Barclay was introduced on TNG as a talented engineer whose crippling social anxiety leads him to neglect his duties in favour of hiding out on the holodeck, acting out scenarios where he’s cool and popular. He’s popular among fans — particularly men — for representing, well, the sort of personality that is drawn to Star Trek.

Highlights of his holodeck fantasies include sexy interactions with his female co-workers and aggressive ones with the men. There’s also some Three Musketeers action, but mostly, by twenty-first century standards, he is a whole Soviet Union May Day parade of red flags.

Needless to say, I’m not a big fan. I don’t love the secondhand embarrassment of watching him deal with real people, and I hate the subtext of his holodeck adventures. His later TNG episodes see him getting therapy and moving past the holodeck thing, but the secondhand embarrassment remains. And, of course, this was all in the early ’90s, so the sexual harassment of his female superior officers wasn’t acknowledged — in fact, as I recall (it’s been at least a decade since I watched “Hollow Pursuits”) Deanna expresses dismay at the sexy “goddess of empathy” persona she was given, and Riker smirks and says it suits her.

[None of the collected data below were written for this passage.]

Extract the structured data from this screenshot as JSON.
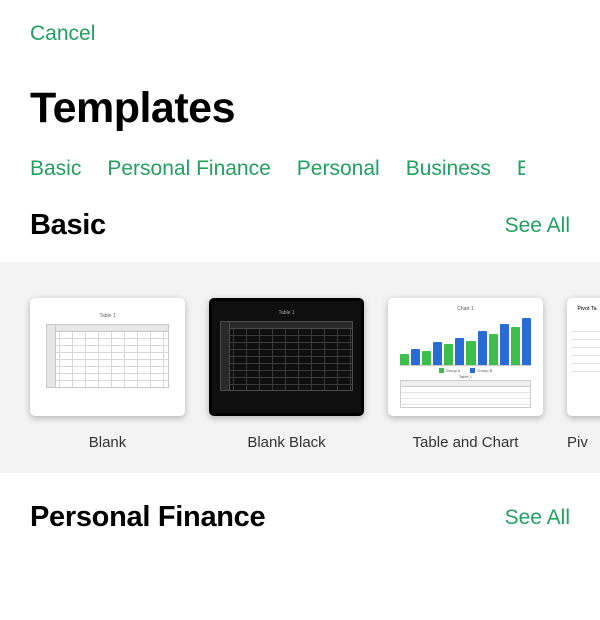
{
  "header": {
    "cancel": "Cancel",
    "title": "Templates"
  },
  "tabs": [
    "Basic",
    "Personal Finance",
    "Personal",
    "Business"
  ],
  "sections": [
    {
      "title": "Basic",
      "see_all": "See All",
      "templates": [
        {
          "label": "Blank"
        },
        {
          "label": "Blank Black"
        },
        {
          "label": "Table and Chart"
        },
        {
          "label": "Piv"
        }
      ]
    },
    {
      "title": "Personal Finance",
      "see_all": "See All"
    }
  ],
  "thumb_text": {
    "table1": "Table 1",
    "chart1": "Chart 1",
    "group_a": "Group A",
    "group_b": "Group B",
    "pivot": "Pivot Ta"
  }
}
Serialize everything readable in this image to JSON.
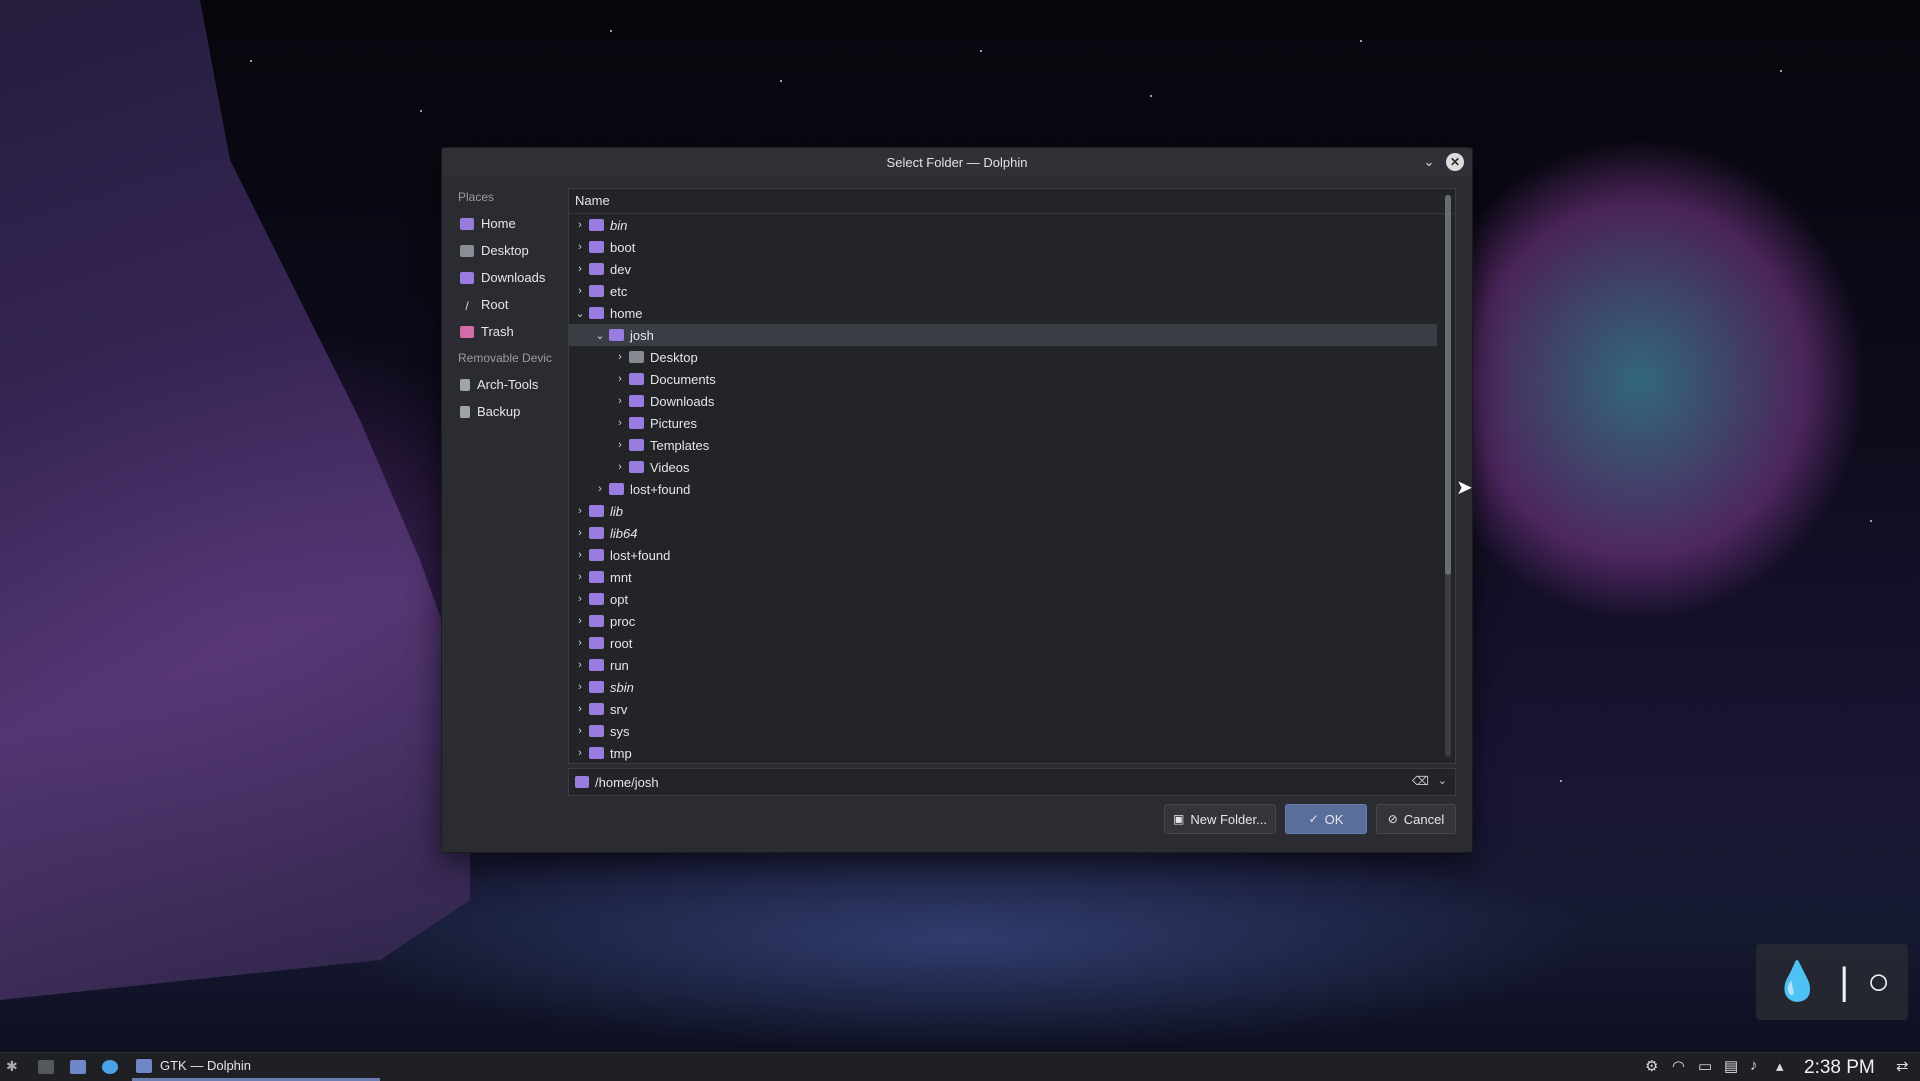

(Someone on Reddit tried to tell me that Sylvia Tilly is to women what Barclay is to men — which is frankly insulting to Tilly, who works hard, pushes herself to improve, and has so far managed to refrain from sexually harassing her colleagues.)

Having said all this, working in high level holographic programming on Jupiter Station is a really good fit for him, and puts him in an environment where his colleagues are equally eccentric. (And, as we see in a later season, it’s all men, which … you know, there are probably some brilliant female holographic engineers who decided to leave Starfleet and pursue their careers as civilians. Ugh.)

Other observations

In conclusion

As you know, Bob, I’m not the biggest fan of the Doctor these days. But this is a solid character piece for him, and far more watchable than “Heroes and Demons”. Three identity crises out of five.